Beşiktaş'ın oyun ve sonuç bakımından Süper Lig ile Avrupa performansı arasında çok önemli farklar var. Bunun en önemli nedeni hakemler ve yönetim anlayışları. Şampiyonlar Ligi ve UEFA Kupası maçlarında Beşiktaş sahaya şöyle bir fotoğraf koyuyor; "Ben futbol oynamak istiyorum. Oynarken ve kazanmak isterken keyif almak ve vermek önceliğim." Avrupa maçlarında hakemler iyi futbol oynamak isteyen ve bunun mücadelesini veren takımların önünü açıyor. Beşiktaş'ın olduğu gibi. Türkiye'de tam tersi işliyor. Hakemler zihinlerindeki çelişkileri, gel-gitleri hatta kompleklerini sahaya yansıtıyor. Türkiye'de futbol oynamak isteyen futbolcular ve takımların teşfik edilmesi bir yana önü kesiliyor. Maalesef maçlar hakemler, temsilciler ve de gözlemciler üzerine yapılan baskılar ve oyunlar ile başlıyor. Son Beşiktaş- F.Bahçe derbisinde gördüklerini raporlayamayan temsilcilerin, hakemlerin görüntesü Türk futbolundaki acı tabloyu gözler önüne seriyor. Türkiye'de aslan, kaplan kesilen futbolcular, takımlar hakem imtiyazlarını kaybettikleri zümün Avurpa'da tel tem dökülüyorlar.
F.Bahçe yenilgisi sonrası Partizan maçı Beşiktaş için daha önemliydi.
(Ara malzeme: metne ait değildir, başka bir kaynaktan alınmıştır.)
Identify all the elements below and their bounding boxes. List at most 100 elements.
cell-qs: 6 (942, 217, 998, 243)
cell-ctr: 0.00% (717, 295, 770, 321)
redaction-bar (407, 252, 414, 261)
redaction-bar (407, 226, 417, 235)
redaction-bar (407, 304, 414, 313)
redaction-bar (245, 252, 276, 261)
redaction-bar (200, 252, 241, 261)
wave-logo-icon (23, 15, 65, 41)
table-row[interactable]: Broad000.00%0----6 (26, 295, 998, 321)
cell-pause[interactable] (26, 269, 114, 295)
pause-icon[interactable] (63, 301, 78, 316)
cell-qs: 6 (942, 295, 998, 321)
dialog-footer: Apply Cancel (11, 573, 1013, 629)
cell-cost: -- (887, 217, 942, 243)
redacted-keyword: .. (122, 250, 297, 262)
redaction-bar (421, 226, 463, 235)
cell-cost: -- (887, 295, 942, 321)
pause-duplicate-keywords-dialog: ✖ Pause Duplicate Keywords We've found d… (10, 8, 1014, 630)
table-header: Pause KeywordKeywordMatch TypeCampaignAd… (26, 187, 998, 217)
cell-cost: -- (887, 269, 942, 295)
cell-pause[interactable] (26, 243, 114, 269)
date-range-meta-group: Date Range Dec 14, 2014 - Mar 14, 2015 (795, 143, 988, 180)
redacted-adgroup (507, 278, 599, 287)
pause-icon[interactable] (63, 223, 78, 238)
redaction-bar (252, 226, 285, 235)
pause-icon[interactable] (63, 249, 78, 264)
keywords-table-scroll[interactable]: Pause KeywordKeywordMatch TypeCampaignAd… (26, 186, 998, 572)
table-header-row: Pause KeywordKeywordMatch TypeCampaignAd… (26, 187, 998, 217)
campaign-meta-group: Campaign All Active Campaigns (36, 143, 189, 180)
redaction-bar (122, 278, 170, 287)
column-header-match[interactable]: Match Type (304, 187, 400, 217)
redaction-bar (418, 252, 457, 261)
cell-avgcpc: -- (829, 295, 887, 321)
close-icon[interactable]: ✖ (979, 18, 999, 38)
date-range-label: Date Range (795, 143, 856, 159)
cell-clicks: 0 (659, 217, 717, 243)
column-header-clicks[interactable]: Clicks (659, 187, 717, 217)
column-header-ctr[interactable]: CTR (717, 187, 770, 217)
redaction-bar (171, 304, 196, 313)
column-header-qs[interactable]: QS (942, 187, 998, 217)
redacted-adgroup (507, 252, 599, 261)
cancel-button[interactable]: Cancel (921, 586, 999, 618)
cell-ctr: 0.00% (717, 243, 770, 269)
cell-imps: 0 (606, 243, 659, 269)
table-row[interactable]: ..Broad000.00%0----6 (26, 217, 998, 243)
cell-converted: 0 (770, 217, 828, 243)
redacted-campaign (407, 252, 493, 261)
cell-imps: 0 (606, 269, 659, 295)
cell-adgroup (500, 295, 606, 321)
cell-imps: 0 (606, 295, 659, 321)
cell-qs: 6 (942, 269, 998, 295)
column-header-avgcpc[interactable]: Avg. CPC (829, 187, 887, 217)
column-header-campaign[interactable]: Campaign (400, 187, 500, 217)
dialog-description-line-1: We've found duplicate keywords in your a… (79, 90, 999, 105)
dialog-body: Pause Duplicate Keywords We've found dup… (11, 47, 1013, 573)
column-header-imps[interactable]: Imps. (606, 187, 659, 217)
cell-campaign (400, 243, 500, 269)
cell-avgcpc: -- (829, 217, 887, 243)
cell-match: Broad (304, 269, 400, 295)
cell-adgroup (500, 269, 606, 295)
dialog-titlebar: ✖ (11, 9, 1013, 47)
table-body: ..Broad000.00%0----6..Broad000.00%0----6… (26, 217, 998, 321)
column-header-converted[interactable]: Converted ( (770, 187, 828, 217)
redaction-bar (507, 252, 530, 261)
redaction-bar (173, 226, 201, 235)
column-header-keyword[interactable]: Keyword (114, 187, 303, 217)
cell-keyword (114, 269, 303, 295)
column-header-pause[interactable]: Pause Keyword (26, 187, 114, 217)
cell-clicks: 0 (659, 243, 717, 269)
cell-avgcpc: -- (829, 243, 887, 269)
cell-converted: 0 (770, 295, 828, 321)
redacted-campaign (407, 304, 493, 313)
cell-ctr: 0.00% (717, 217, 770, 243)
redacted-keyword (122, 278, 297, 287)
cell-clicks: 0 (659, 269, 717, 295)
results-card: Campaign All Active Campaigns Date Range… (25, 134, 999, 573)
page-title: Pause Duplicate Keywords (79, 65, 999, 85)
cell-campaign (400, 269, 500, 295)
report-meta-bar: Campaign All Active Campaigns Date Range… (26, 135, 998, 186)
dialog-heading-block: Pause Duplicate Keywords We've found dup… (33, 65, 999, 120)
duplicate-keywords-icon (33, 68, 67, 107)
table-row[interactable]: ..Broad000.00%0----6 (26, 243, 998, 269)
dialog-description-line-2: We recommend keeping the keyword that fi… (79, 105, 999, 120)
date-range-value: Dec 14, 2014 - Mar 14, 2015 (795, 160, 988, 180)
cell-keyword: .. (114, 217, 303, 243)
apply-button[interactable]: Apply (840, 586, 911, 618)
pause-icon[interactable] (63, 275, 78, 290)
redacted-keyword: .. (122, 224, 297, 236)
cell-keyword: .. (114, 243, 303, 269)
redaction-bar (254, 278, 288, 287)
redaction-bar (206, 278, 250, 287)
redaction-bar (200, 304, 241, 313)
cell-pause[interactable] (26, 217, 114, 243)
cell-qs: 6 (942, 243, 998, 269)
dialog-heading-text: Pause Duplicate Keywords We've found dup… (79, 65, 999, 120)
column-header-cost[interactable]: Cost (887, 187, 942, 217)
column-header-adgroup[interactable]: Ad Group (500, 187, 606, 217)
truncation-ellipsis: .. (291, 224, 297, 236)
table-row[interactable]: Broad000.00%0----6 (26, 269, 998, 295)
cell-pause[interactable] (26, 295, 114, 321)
Fiziksel olarak yorulmuş, zihinsel olarak yıpranmış siyah-beyazlı takım ilk maçta 4 attığı rakibi karşısında oyunun kontrolünü genel olarak elinde tuttu. Bilic, gereğinden fazla kontrollüydü. Ancak hakettiği bir galibiyet aldı. İlk yarı risk almayarak götürdüğü oyunu ikinci yarının başında birazcık yüklenmeyle 2-0'a getirdi. Sol bekte Motta haftalardır dökülürken İsmail'in yokluk içinde sağ beke merhem olarak kullanılması Beşiktaş'ın düşünmesi gereken acı gerçeklerinden biri...
Gökhan Töre'nin varlığı Beşiktaş için çok değerli. Bilic'in Gökhan'sız Beşiktaş çözümlemelerine çalışmasında fayda var. Aksi takdirde yorulan kanatlar ve ürütemeyen ritimsiz ortasaha ile sıkıntı yaşar.
Beşiktaş Partizan maçında her yönüyle yorgundu. Az kalsın uzatmalarda beraberlik olacaktı. Bunun anlamı şu; Bilic'in yorulan oyuncular yerine İsmail, Mustafa, Uğur, Cenk, Atınç ve Sosa'yı kullanması zaruri.